About the current series...
I paint because it enables me to put my ideas and thoughts into physical form. When I view the world around me, I am constantly breaking it down through lines, connections, planes, measurements, power, weight, and influence - as if I am editing a rough draft with highlighters and pens. I love deconstructing life and looking at it through slow motion - why did this happen or how did that happen? If I were able to map and graph organic, uncontrollable material, such as animals or humans, then maybe I can make more sense of it all. I cannot control much of life, but when I paint it, I can control a slice of it.
All of my work consistently contains an animal or a human figure as the subject matter. I am stripping the subjects of their natural surroundings and placing them into geometric spaces, which are very clean and structured. In some of the work, these spaces and lines are to deconstruct the subject frozen in its position. In other pieces, the spaces give the subject a new context to reveal something about the subject or to consider a new perspective for the subject.
To date, I have focused much of my time on a single animal or figure and have broken it down within the moment it has been captured. My goal over time is to add complexity to the subjects and give them a stronger context through the line work, planes, and spaces in which I juxtapose them. I am exploring ways to capture a subject in a moment of chaos, movement, or organic being and break it down through a new context of lines and planes, as if I were an architect creating the very moment at hand to give a sense of order.

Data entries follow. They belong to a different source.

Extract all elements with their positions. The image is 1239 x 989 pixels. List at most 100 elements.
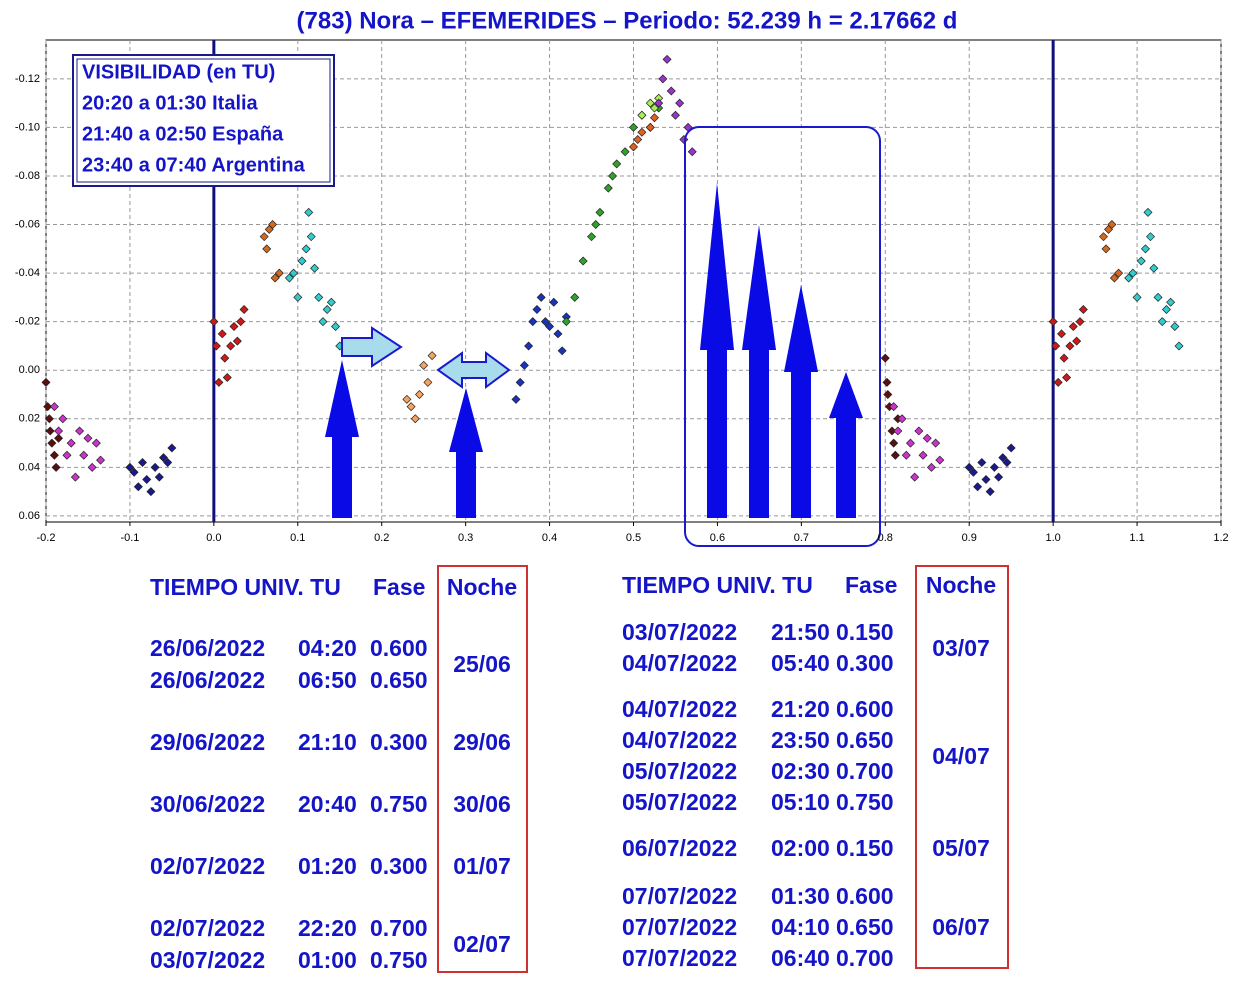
point	[154, 472, 164, 482]
x-tick-label: -0.1	[120, 532, 139, 544]
point	[540, 317, 550, 327]
table-cell: 02:30	[771, 758, 830, 784]
point	[654, 98, 664, 108]
point	[79, 450, 89, 460]
point	[532, 305, 542, 315]
point	[675, 98, 685, 108]
table-cell: 21:50	[771, 619, 830, 645]
point	[910, 472, 920, 482]
arrow-shaft	[791, 370, 811, 518]
x-tick-label: 0.9	[962, 532, 977, 544]
table-cell: 0.700	[836, 758, 894, 784]
x-tick-label: 0.7	[794, 532, 809, 544]
point	[994, 472, 1004, 482]
point	[1109, 273, 1119, 283]
point	[658, 74, 668, 84]
point	[83, 433, 93, 443]
point	[1072, 336, 1082, 346]
table-cell: 03/07/2022	[622, 619, 738, 645]
point	[222, 373, 232, 383]
night-box	[437, 565, 528, 973]
point	[150, 462, 160, 472]
point	[159, 453, 168, 463]
point	[545, 322, 555, 332]
point	[423, 377, 433, 387]
point	[44, 414, 54, 424]
table-cell: 0.600	[370, 635, 428, 661]
point	[578, 256, 588, 266]
point	[259, 232, 269, 242]
night-cell: 02/07	[453, 931, 511, 957]
point	[322, 305, 332, 315]
point	[402, 394, 412, 404]
point	[914, 426, 924, 436]
point	[1065, 341, 1075, 351]
table-cell: 04:20	[298, 635, 357, 661]
point	[270, 273, 280, 283]
x-tick-label: -0.2	[37, 532, 56, 544]
point	[926, 462, 936, 472]
arrow-shaft	[456, 450, 476, 518]
right-arrow	[341, 326, 403, 368]
visibility-line: 20:20 a 01:30 Italia	[82, 92, 259, 114]
night-box	[915, 565, 1009, 969]
point	[239, 305, 249, 315]
point	[1140, 244, 1150, 254]
point	[649, 103, 659, 113]
arrow-head	[700, 183, 734, 350]
point	[58, 414, 68, 424]
point	[629, 122, 638, 132]
point	[326, 297, 336, 307]
point	[645, 98, 655, 108]
point	[1161, 305, 1171, 315]
visibility-line: VISIBILIDAD (en TU)	[82, 61, 275, 83]
arrow-head	[829, 372, 863, 418]
point	[268, 220, 278, 230]
point	[87, 462, 97, 472]
point	[662, 54, 672, 64]
table-cell: 30/06/2022	[150, 791, 266, 817]
point	[882, 377, 892, 387]
table-cell: 01:00	[298, 947, 357, 973]
point	[51, 462, 61, 472]
table-cell: 0.750	[370, 791, 428, 817]
point	[66, 438, 76, 448]
point	[54, 426, 64, 436]
point	[91, 438, 101, 448]
header: Noche	[925, 572, 997, 598]
x-tick-label: 1.0	[1045, 532, 1060, 544]
table-cell: 04/07/2022	[622, 650, 738, 676]
point	[419, 360, 429, 370]
table-cell: 0.300	[836, 650, 894, 676]
table-cell: 0.600	[836, 696, 894, 722]
night-cell: 01/07	[453, 853, 511, 879]
chart-title: (783) Nora – EFEMERIDES – Periodo: 52.23…	[297, 7, 958, 34]
point	[1157, 317, 1167, 327]
point	[905, 438, 915, 448]
y-tick-label: 0.06	[19, 510, 40, 522]
arrow-shaft	[332, 435, 352, 518]
point	[890, 450, 900, 460]
table-cell: 0.750	[370, 947, 428, 973]
point	[964, 462, 974, 472]
night-cell: 05/07	[932, 835, 990, 861]
point	[133, 482, 143, 492]
point	[1078, 305, 1088, 315]
y-tick-label: 0.02	[19, 413, 40, 425]
point	[973, 482, 983, 492]
table-cell: 26/06/2022	[150, 635, 266, 661]
point	[1124, 273, 1134, 283]
point	[889, 438, 899, 448]
table-cell: 02/07/2022	[150, 915, 266, 941]
point	[49, 450, 59, 460]
point	[637, 110, 647, 120]
point	[524, 341, 534, 351]
table-cell: 0.700	[370, 915, 428, 941]
point	[620, 147, 630, 157]
point	[1143, 207, 1153, 217]
point	[889, 402, 899, 412]
point	[977, 458, 987, 468]
point	[880, 353, 890, 363]
header: TIEMPO UNIV. TU	[150, 574, 341, 600]
point	[1166, 297, 1176, 307]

I have always loved slow motion replays in sports – in real time one can miss things, but in slow motion, everything is seen and the mystery is revealed. If a subject were stopped in motion and deconstructed, what could be revealed about it? I want to map out the big picture as a means to grasp it better – make it seem less overwhelming.
History, folklore, and legends have always fascinated me in the ways they portray power. Literature - fiction and nonfiction - constantly references animals in metaphors and myths or with nicknames and I enjoy using these references as starting points for the work. Hierarchy of power within nature intrigues me - the food chain for example. The fox eats the hare and the hare eats the carrot; it is a necessary evil. Bears have various shapes, sizes, and temperaments geographically. What would happen if they were all in the same room together? I enjoy lineages - birth orders and successions of royalty or power. Predecessors and siblings intrigue me. Such topics give me a lot of inspiration.
I am attracted to work by Egon Schiele, Francis Bacon, and Edward Hopper because they have pain, sadness, and/or self-hatred in their work. In contrast, I strive to take my past and learn from it by not repeating the mistakes again – over analyzing them and trying to replay them and atone for them in the present. Piet Mondrian and Ellsworth Kelly inspire me because they, for a moment, found perfection in paintings. There is a sense of peace when I look at their work. As for technique, I lean on Andrew Wyeth’s works as inspiration – his draftsmanship and handling of the paint was so controlled and intentional. His brushwork and the fine-tuning he strategically places throughout his pieces complement his compositions.
My contemporary influences include Kevin Earl Taylor, Walton Ford, and Josh Keyes – their subject matter appears similar in their use of animals and line-work, but each tell a completely different story. I appreciate their abilities to successfully use animals in a moving way.
Evolving this body of work both excites and motivates me. I look forward to seeing where further exploration can lead in my pursuit of putting thoughts and ideas into physical form.